Author: Alain de Botton
Title: Religion for Atheists
Publication Info: New York : Pantheon Books, c2012.
An erudite atheist, de Botton makes a good case for religion. Not for the belief in god or the supernatural, but the basic fact that humans invented religion and carried it down through the ages that it must serve some good purpose. In this book he proposes adopting some of the best elements of religion to secular purposes. In chapters on subjects such as community, kindness, education, tenderness, pessimism, perspective, art, architecture, and institutions. he identifies the best of religion and make proposals for how these things may be adapted. For example, he proposes agape restaurants where people dine and converse with strangers and universities where people read books to learn from their emotional content instead of literary analysis. At times the ideas are silly, but I really like de Botton’s approach and open mind. As a religious person myself, I find that extreme atheists (really, anti-theist bigots) are one side of the same coin of religious fundamentalists. It’s good to have ideas that move beyond the tired arguments of the extremes and work toward the betterment of humanity.

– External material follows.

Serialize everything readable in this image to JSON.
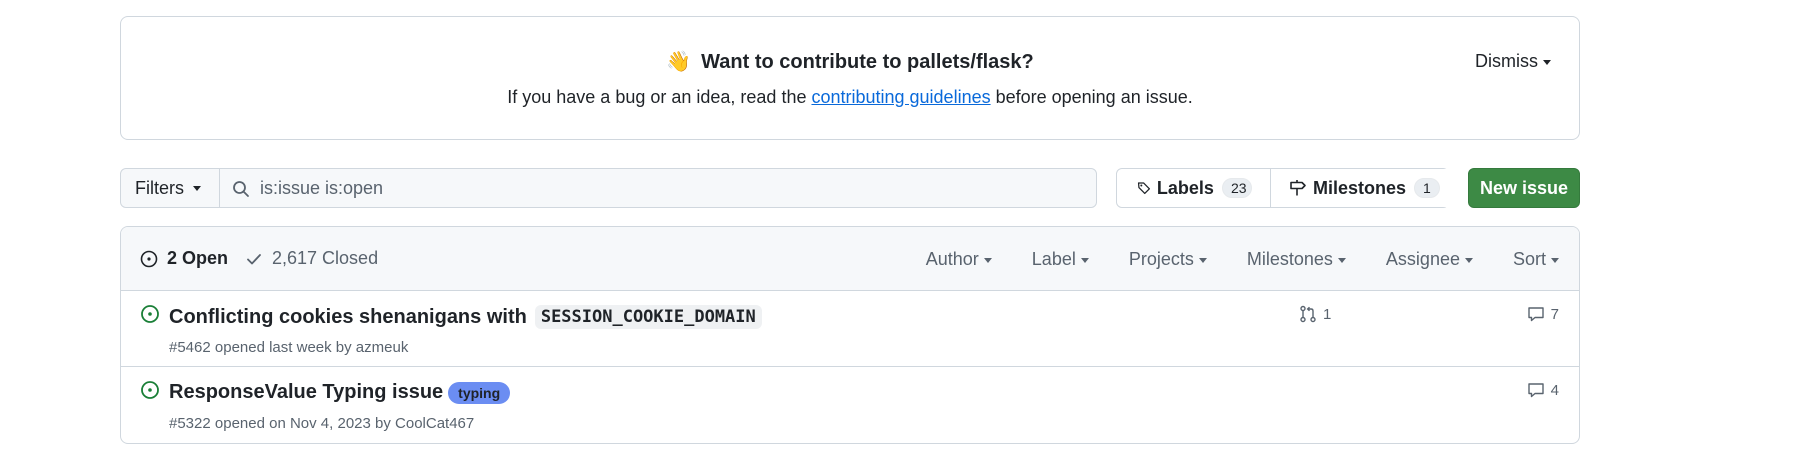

“In a world beset by fundamentalists of both believing and secular varieties, it must be possible to balance a rejection of religious faith with a selective reverence for religious rituals and concepts. It is when we stop believing that religions have been handed down from above or else that they are entirely daft that matters become more interesting. We can then recognize that we invented religions to serve two central needs which continue to this day and which secular society has not been able to solve with any particular skill: first, they need to live together in communities in harmony, despite our deeply rooted selfish and violent impulses. And second, the need to cope with terrifying degrees of pain which arise from our vulnerability to professional failure, to troubled relationships, to the death of love ones and to our decay and demise. God may be dead, but the urgent issues which impelled us to make him up still stir and demand resolutions which do not go away….” p. 12
“The true risks to our chances of flourishing are different from those conceived of by liberterians. A lack of freedom is no longer, in most developed societies, the problem. Our downfall lies in our inability to make the most of the freedom that our ancestors painfully secured for us over three centuries. ” p. 77
“‘The object of universities is not to make skillful lawyers, physicians or engineers. It is to make capable and cultivated human beings.’ – John Stuart Mill” p. 100
“Secular education will never succeed in reaching its potential until humanities lecturers are sent to be trained by African-American Pentecostal preachers.” p. 131
Recommended books: Blue Like Jazz by Donald Miller and Patience with God: Faith for People Who Don’t Like Religion (or Atheism) by Frank Schaeffer.